Siedelten die Römer lange nach der Varusschlacht in Germanien? Zu den Bewohnern könnten Legionäre gehört haben, die gegen den Kaiser meuterten.

Die Frevler gingen mit schwerem Gerät und großer Wut ans Werk. Sie stürzten den Kaiser vom Sockel und schlugen die goldüberzogene Bronzestatue in unzählige Stücke. 2000 Jahre später klaubten Archäologen hunderte Fragmente des römischen Reiterstandbilds aus dem Boden bei Waldgirmes an der Lahn. Doch vermutlich hatten nicht siegreiche Germanen das Symbol kaiserlicher Herrschaft zertrümmert, sondern rebellische römische Soldaten.

Mit dieser frappanten These versucht Armin Becker die neuesten archäologischen Funde in Waldgirmes zu erklären: Roms erste – und einzige – Stadt mitten im feindlichen Germanien existierte offenbar länger als bislang gedacht und war von den Erschütterungen durch die Varusschlacht nicht betroffen. Der Archäologe der Römisch-Germanischen Kommission (RGK) in Frankfurt rückt damit eine archäologische Stätte wieder in die Diskussion um das römisch-germanische Mit- und Gegeneinander, die im Jubiläumsjahr der Schlacht im Teutoburger Wald etwas an den Rand gerückt war.

Denn Waldgirmes ist noch immer ein solitärer Zeuge aus unruhiger Zeit in Mitteleuropa: Die Kelten waren im freien Germanien nicht mehr tonangebend, die Germanen als Machtfaktor noch nicht so richtig präsent. Da bauten die Römer um 4 vor Christus zwischen den heutigen Städten Wetzlar und Gießen eine rein zivile Stadt, 100 Kilometer vom sicheren Rhein entfernt. „Das schmeißt einiges um, was man bislang über die römische Expansionspolitik und das Zusammenleben von Germanen und Römern zu wissen meinte“, sagt Siegmar Freiherr von Schnurbein, ehemaliger Chef der RGK, die zum Deutschen Archäologischen Institut in Berlin gehört.

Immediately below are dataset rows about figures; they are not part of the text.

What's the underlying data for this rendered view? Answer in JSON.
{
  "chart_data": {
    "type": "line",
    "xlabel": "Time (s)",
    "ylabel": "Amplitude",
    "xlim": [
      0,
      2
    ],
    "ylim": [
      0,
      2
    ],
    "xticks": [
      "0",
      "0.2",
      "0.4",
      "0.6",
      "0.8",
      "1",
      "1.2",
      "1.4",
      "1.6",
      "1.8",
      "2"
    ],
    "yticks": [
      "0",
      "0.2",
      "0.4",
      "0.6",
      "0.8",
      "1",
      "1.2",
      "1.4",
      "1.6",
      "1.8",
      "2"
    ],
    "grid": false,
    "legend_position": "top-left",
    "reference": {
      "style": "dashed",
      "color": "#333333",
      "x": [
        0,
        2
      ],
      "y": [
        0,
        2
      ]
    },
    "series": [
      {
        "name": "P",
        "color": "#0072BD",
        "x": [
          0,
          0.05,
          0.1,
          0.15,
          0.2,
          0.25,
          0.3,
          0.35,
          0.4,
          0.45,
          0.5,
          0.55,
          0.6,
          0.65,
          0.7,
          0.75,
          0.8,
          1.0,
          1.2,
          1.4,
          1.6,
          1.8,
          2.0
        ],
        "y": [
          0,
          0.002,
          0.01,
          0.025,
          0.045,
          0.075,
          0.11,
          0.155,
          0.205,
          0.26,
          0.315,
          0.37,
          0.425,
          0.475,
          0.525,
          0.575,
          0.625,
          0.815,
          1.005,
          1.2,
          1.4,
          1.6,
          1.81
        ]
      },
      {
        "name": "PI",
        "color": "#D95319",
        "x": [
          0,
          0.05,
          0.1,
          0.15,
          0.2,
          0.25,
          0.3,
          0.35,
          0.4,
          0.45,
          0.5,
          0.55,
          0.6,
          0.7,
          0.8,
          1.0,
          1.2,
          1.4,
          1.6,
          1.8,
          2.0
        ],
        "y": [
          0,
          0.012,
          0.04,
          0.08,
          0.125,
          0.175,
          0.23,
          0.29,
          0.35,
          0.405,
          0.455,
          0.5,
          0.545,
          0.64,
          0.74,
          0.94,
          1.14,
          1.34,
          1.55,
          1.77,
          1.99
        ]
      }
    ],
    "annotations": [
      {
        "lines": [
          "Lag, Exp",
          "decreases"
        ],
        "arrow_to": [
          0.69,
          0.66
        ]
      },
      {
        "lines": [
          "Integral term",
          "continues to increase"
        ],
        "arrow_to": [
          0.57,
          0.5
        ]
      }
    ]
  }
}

Und das las sich so: Nach Cäsars Tod waren die Römer innenpolitisch blockiert und hatten außenpolitisch zu tun, das gerade eroberte Gallien zusammenzuhalten. Die römische Präsenz östlich des Rheins beschränkte sich auf temporäre Lager und gelegentliche militärische Vorstöße in den Jahren 11 bis 9 vor Christus. Unter Augustus, so die Lehrmeinung seit Mommsen, gab es keine strategische Planung zur Eroberung und Einrichtung einer „Provinz Germanien“ zwischen Rhein und Elbe.

Und dann tauchte unter den Spaten der Frankfurter Forscher aus dem Lößboden des Lahntals diese Siedlung auf. Aus den Puzzlestücken Mauersteine, Bronzestücke, Pfostenlöcher, Holzkohle, Bleiklumpen, Bodenverfärbungen und Gräben setzten die Archäologen mit finanzieller Unterstützung der Deutschen Forschungsgemeinschaft seit 1993 ein Mosaik zusammen, das dem Ort ein prägnantes Gesicht gibt und klar macht, dass es sich „um die Keimzelle einer römischen Stadt handelt“, so die Archäologin Gabriele Rasbach von der RGK.

Von außen erweckte der Ort – mit drei Toren, zwei Spitzgräben vor einer massiven Holzwehr auf dem Erdwall – den Eindruck eines Militärlagers. Doch innen gab es weder Kasernen noch Appellplatz. Stattdessen zwei breite sich kreuzende Straßen mit einer Abwasserrinne in der Mitte, Remisen, Speicher, Tavernen, Bauten mit Laubengängen und Häuser im mediterranen Atriumstil. „Hier lebten Menschen, die einen Anspruch auf gehobenes Wohnen hatten“, sagt Armin Becker.

Der dominierende Bau war das Forum, das unerlässliche Zentrum einer jeden römischen Stadt. An die große Versammlungshalle, die Basilika, waren zwei Apsiden und ein Viereckbau angegliedert. Hier saß die zivile Verwaltung, hier wurde Recht gesprochen. In den Wandelhallen wickelte man Geschäfte ab oder frönte dem gehobenen Müßiggang. Und im Innenhof stand auf einem der fünf massiv gemauerten Podeste die vergoldete Bronzestatue des Kaisers: Hier ist Rom!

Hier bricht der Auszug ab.